I reached for the bundle that held my father’s things. His birth, marriage, and death certificates. His passport. His green card. The divorce decree. I started with the birth certificate. The last time we touched it, Marie had said it smelled like Ireland. I don’t know why we’d started doing this, looking at the documents. Maybe it was just finding proof of things that were never talked about. I unfolded it carefully and held it up to my face and breathed it. His birth was entered in handwriting. Black fountain pen. “Father and Mother: Sean Gallagher and Bridget Fox.” It was a last name I loved and sometimes pretended was my own. Libby Fox. I imagined his mother and father, Sean and Bridget, traveling into town to register the birth of their newborn son. I saw it in black and white, a long, long time ago. They had written their occupations: “Farmers.”
I’d met my grandmother, Bridget Fox, just once that I
could remember, when I was ten. We’d been to Ireland before, but I was so young I didn’t remember her from those earlier trips. I only remembered her from the time that just Dad and I went. The day we were leaving to go home, she held on to my father and wouldn’t let go. Her black skirts reached the ground, and she had a gray bun and hairs growing from her chin. She was so small she didn’t reach his shoulder, and he wasn’t a tall man. She cried little sounds and clung to him. She spoke to me, but I couldn’t understand her; I had hardly understood a word she said the whole visit.
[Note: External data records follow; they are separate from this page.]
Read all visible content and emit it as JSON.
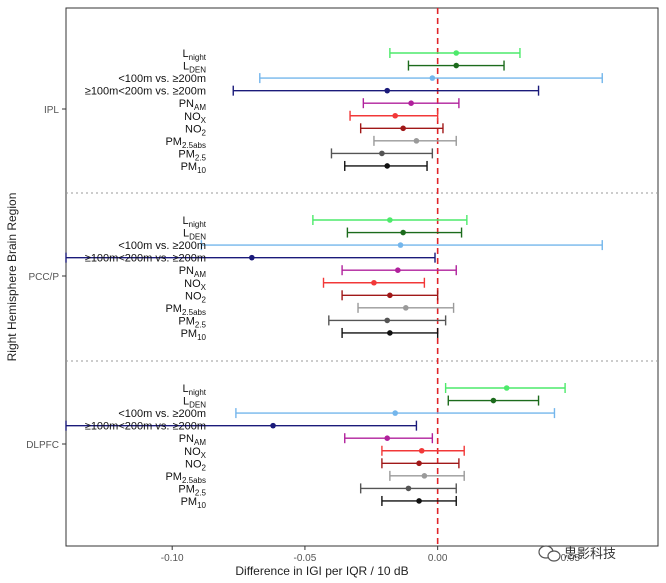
{
  "chart_data": {
    "type": "scatter",
    "subtype": "forest-plot",
    "xlabel": "Difference in IGI per IQR / 10 dB",
    "ylabel": "Right Hemisphere Brain Region",
    "xlim": [
      -0.14,
      0.083
    ],
    "x_ticks": [
      -0.1,
      -0.05,
      0.0,
      0.05
    ],
    "x_tick_labels": [
      "-0.10",
      "-0.05",
      "0.00",
      "0.05"
    ],
    "reference_line": 0,
    "grid": false,
    "exposures": [
      {
        "id": "Lnight",
        "label": "L",
        "sub": "night",
        "color": "#4dea6b"
      },
      {
        "id": "LDEN",
        "label": "L",
        "sub": "DEN",
        "color": "#1c6b1c"
      },
      {
        "id": "lt100",
        "label": "<100m vs. ≥200m",
        "sub": "",
        "color": "#74b6ec"
      },
      {
        "id": "ge100",
        "label": "≥100m<200m vs. ≥200m",
        "sub": "",
        "color": "#1a1a7a"
      },
      {
        "id": "PNAM",
        "label": "PN",
        "sub": "AM",
        "color": "#b0209c"
      },
      {
        "id": "NOX",
        "label": "NO",
        "sub": "X",
        "color": "#f23838"
      },
      {
        "id": "NO2",
        "label": "NO",
        "sub": "2",
        "color": "#a01818"
      },
      {
        "id": "PM25abs",
        "label": "PM",
        "sub": "2.5abs",
        "color": "#9a9a9a"
      },
      {
        "id": "PM25",
        "label": "PM",
        "sub": "2.5",
        "color": "#555555"
      },
      {
        "id": "PM10",
        "label": "PM",
        "sub": "10",
        "color": "#111111"
      }
    ],
    "regions": [
      {
        "name": "IPL",
        "estimates": [
          {
            "exposure": "Lnight",
            "est": 0.007,
            "lo": -0.018,
            "hi": 0.031
          },
          {
            "exposure": "LDEN",
            "est": 0.007,
            "lo": -0.011,
            "hi": 0.025
          },
          {
            "exposure": "lt100",
            "est": -0.002,
            "lo": -0.067,
            "hi": 0.062
          },
          {
            "exposure": "ge100",
            "est": -0.019,
            "lo": -0.077,
            "hi": 0.038
          },
          {
            "exposure": "PNAM",
            "est": -0.01,
            "lo": -0.028,
            "hi": 0.008
          },
          {
            "exposure": "NOX",
            "est": -0.016,
            "lo": -0.033,
            "hi": 0.0
          },
          {
            "exposure": "NO2",
            "est": -0.013,
            "lo": -0.029,
            "hi": 0.002
          },
          {
            "exposure": "PM25abs",
            "est": -0.008,
            "lo": -0.024,
            "hi": 0.007
          },
          {
            "exposure": "PM25",
            "est": -0.021,
            "lo": -0.04,
            "hi": -0.002
          },
          {
            "exposure": "PM10",
            "est": -0.019,
            "lo": -0.035,
            "hi": -0.004
          }
        ]
      },
      {
        "name": "PCC/P",
        "estimates": [
          {
            "exposure": "Lnight",
            "est": -0.018,
            "lo": -0.047,
            "hi": 0.011
          },
          {
            "exposure": "LDEN",
            "est": -0.013,
            "lo": -0.034,
            "hi": 0.009
          },
          {
            "exposure": "lt100",
            "est": -0.014,
            "lo": -0.089,
            "hi": 0.062
          },
          {
            "exposure": "ge100",
            "est": -0.07,
            "lo": -0.14,
            "hi": -0.001
          },
          {
            "exposure": "PNAM",
            "est": -0.015,
            "lo": -0.036,
            "hi": 0.007
          },
          {
            "exposure": "NOX",
            "est": -0.024,
            "lo": -0.043,
            "hi": -0.005
          },
          {
            "exposure": "NO2",
            "est": -0.018,
            "lo": -0.036,
            "hi": 0.0
          },
          {
            "exposure": "PM25abs",
            "est": -0.012,
            "lo": -0.03,
            "hi": 0.006
          },
          {
            "exposure": "PM25",
            "est": -0.019,
            "lo": -0.041,
            "hi": 0.003
          },
          {
            "exposure": "PM10",
            "est": -0.018,
            "lo": -0.036,
            "hi": 0.0
          }
        ]
      },
      {
        "name": "DLPFC",
        "estimates": [
          {
            "exposure": "Lnight",
            "est": 0.026,
            "lo": 0.003,
            "hi": 0.048
          },
          {
            "exposure": "LDEN",
            "est": 0.021,
            "lo": 0.004,
            "hi": 0.038
          },
          {
            "exposure": "lt100",
            "est": -0.016,
            "lo": -0.076,
            "hi": 0.044
          },
          {
            "exposure": "ge100",
            "est": -0.062,
            "lo": -0.14,
            "hi": -0.008
          },
          {
            "exposure": "PNAM",
            "est": -0.019,
            "lo": -0.035,
            "hi": -0.002
          },
          {
            "exposure": "NOX",
            "est": -0.006,
            "lo": -0.021,
            "hi": 0.01
          },
          {
            "exposure": "NO2",
            "est": -0.007,
            "lo": -0.021,
            "hi": 0.008
          },
          {
            "exposure": "PM25abs",
            "est": -0.005,
            "lo": -0.018,
            "hi": 0.01
          },
          {
            "exposure": "PM25",
            "est": -0.011,
            "lo": -0.029,
            "hi": 0.007
          },
          {
            "exposure": "PM10",
            "est": -0.007,
            "lo": -0.021,
            "hi": 0.007
          }
        ]
      }
    ],
    "colors": {
      "reference_line": "#e0242a",
      "panel_border": "#333333",
      "separator": "#9a9a9a"
    }
  },
  "watermark": {
    "text": "思影科技"
  }
}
It was the last time my father saw her. She died the following winter during a snowstorm. We had been home from school for a few days, and the morning that school reopened, the phone rang very early. I knew it was Ireland calling because the phone always beeped at the start of the call. A voice that sounded far away asked for Dad, giving his full name. I said he had gone to shovel driveways, because we were never to tell them in Ireland about his not living with us. He had no phone in his apartment. When he arrived in the pickup truck that morning to take us to school, we sat in the truck while he went inside to make the phone call home. He walked back to us in the truck, his black wool hat pulled low. He put his two hands on the wheel as if to drive and just kept them there.
“What is it?” I asked.
He didn’t answer. A few times he cleared his throat as if he was about to speak. He coughed out his first word and then tried again. “I can’t speak right now; my mother died this morning.” He looked out the driver’s-side window, away from us.
Marie handed him the roll of paper towels on the floor of the cab, and he pulled off a sheet and blew his nose. He drove us to school through the snow in silence. Outside, branches hung toward the earth, wheels spun and cars crawled, and all the strangeness was magnified by the news that Dad’s mother was dead. I looked up at him and saw a trail like a snail leaves on the carpet, tracked down the side of his face.